Część źródeł podaje, że mieszkańcy Rostowa informowali w nocy o „trzech głośnych hukach”, po których pojawił się słup dymu. Miało to być w miejscu, gdzie w okolicy jakoby mieści się sztab Południowego Okręgu Wojskowego rosyjskiej armii.

Rosjanie informują też o podobnej sytuacji w rejonie Moskwy. Mer rosyjskiej stolicy, Siergiej Sobianin poinformował za pośrednictwem serwisów społecznościowych o zestrzeleniu drona w rejonie ramieńskim obwodu moskiewskiego.

„Tej nocy, siły obrony powietrznej udaremniły atak drona na Moskwę. Według wstępnych informacji z miejsca, gdzie spadły szczątki, nie było uszkodzeń ani ofiar” – napisał na Telegramie Sobianin. Sytuacja miała mieć miejsce w rejonie międzynarodowego portu lotniczego Żukowskij.
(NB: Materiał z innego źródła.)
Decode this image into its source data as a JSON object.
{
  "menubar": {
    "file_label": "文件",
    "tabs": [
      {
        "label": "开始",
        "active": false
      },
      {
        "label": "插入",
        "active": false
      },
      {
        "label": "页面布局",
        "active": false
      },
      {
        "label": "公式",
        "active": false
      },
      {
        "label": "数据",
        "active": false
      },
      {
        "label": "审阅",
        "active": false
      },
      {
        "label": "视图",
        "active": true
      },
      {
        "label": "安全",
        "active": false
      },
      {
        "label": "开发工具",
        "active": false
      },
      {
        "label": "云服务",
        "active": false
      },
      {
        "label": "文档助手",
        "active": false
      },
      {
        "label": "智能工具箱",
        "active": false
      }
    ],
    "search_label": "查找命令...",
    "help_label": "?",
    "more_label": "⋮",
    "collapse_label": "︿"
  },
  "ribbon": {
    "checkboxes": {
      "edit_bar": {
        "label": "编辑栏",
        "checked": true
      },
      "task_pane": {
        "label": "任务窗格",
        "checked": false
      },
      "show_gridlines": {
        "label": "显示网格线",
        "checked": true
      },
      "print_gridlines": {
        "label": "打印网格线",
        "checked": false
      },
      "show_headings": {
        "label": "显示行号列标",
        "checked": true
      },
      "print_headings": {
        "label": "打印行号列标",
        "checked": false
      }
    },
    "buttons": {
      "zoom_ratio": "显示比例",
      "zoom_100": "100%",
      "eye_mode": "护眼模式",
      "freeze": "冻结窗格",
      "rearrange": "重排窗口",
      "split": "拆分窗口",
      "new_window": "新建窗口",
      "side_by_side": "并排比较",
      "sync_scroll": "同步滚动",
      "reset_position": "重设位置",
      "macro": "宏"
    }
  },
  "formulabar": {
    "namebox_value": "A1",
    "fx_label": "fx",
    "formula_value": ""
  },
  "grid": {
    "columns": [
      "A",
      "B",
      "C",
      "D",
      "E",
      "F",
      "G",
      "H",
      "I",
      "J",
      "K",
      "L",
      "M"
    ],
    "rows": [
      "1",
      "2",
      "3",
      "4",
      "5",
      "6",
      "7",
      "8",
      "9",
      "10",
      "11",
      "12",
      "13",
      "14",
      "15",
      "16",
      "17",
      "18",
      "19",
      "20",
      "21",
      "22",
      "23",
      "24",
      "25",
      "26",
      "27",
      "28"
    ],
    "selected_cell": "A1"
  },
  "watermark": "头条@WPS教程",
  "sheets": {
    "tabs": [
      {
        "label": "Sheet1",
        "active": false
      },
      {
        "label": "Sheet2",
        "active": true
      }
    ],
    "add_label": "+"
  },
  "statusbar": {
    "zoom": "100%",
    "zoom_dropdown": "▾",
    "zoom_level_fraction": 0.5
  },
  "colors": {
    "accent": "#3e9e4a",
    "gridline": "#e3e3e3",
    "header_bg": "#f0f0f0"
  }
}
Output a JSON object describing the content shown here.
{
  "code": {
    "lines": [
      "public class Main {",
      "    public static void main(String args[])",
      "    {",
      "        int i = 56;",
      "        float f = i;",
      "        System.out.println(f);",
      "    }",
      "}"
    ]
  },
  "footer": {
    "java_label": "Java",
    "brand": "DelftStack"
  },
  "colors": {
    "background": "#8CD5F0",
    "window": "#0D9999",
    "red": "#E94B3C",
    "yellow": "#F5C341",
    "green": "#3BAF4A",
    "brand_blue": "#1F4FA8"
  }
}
Ponadto, jeden bezzałogowiec został zestrzelony przez Rosjan w obwodzie briańskim. Według lokalnych władz, była to „próba ataku terrorystycznego” ze strony Ukraińców.
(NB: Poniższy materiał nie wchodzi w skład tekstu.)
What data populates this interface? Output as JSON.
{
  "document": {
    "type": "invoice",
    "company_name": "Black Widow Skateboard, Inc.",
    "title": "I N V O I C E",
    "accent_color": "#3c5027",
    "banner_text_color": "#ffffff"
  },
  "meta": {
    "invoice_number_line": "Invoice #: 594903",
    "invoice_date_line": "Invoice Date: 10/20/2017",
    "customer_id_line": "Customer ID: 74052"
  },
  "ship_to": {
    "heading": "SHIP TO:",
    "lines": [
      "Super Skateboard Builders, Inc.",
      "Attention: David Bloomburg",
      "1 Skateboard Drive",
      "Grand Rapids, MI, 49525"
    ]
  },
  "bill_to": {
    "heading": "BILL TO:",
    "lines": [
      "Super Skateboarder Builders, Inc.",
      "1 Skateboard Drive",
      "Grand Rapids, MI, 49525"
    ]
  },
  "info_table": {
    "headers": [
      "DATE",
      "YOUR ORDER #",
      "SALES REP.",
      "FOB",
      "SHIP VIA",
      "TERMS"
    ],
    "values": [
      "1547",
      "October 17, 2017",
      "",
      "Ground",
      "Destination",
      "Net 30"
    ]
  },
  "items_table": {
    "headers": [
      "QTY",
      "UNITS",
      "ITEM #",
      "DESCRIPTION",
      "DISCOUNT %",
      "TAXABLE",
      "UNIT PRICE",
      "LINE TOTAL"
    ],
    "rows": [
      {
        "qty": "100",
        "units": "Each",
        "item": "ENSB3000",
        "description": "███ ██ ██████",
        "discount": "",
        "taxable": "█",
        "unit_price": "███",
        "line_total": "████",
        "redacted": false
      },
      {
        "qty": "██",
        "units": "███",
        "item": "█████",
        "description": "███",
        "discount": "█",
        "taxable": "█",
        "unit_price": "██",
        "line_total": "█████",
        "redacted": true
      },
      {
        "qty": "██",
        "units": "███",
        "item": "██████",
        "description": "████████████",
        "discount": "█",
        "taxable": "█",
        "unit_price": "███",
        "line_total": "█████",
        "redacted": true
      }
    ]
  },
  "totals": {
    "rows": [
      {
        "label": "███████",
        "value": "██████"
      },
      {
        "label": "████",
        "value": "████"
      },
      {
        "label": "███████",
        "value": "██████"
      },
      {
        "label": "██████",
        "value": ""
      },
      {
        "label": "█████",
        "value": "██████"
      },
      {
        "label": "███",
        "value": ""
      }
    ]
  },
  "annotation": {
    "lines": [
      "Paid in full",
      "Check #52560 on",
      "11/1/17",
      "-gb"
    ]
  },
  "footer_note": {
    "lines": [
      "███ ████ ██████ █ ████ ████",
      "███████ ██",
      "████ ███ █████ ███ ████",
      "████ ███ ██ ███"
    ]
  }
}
„Nocą została udaremniona próba ukraińskiego ataku terrorystycznego z użyciem bezzałogowe aparatu latającego. Siły rosyjskiego ministerstwa obrony zniszczyły bezzałogowiec nad rejonem briańskim. Nikt nie został ranny, nie było uszkodzeń” – napisał Aleksandr Bogomaz, gubernator obwodu briańskiego, graniczącego z Ukrainą.

Inne informacje podają niektóre inne źródła, m.in. kanał Shot na Telegramie, który twierdzi, że celem ataku był najprawdopodobniej dworzec kolejowy w Briańsku. Rzekomo w wyniku upadku szczątków zestrzelonego bezzałogowca lekko uszkodzone zostało przeszklenie dworca Briańsk I i kilka samochodów.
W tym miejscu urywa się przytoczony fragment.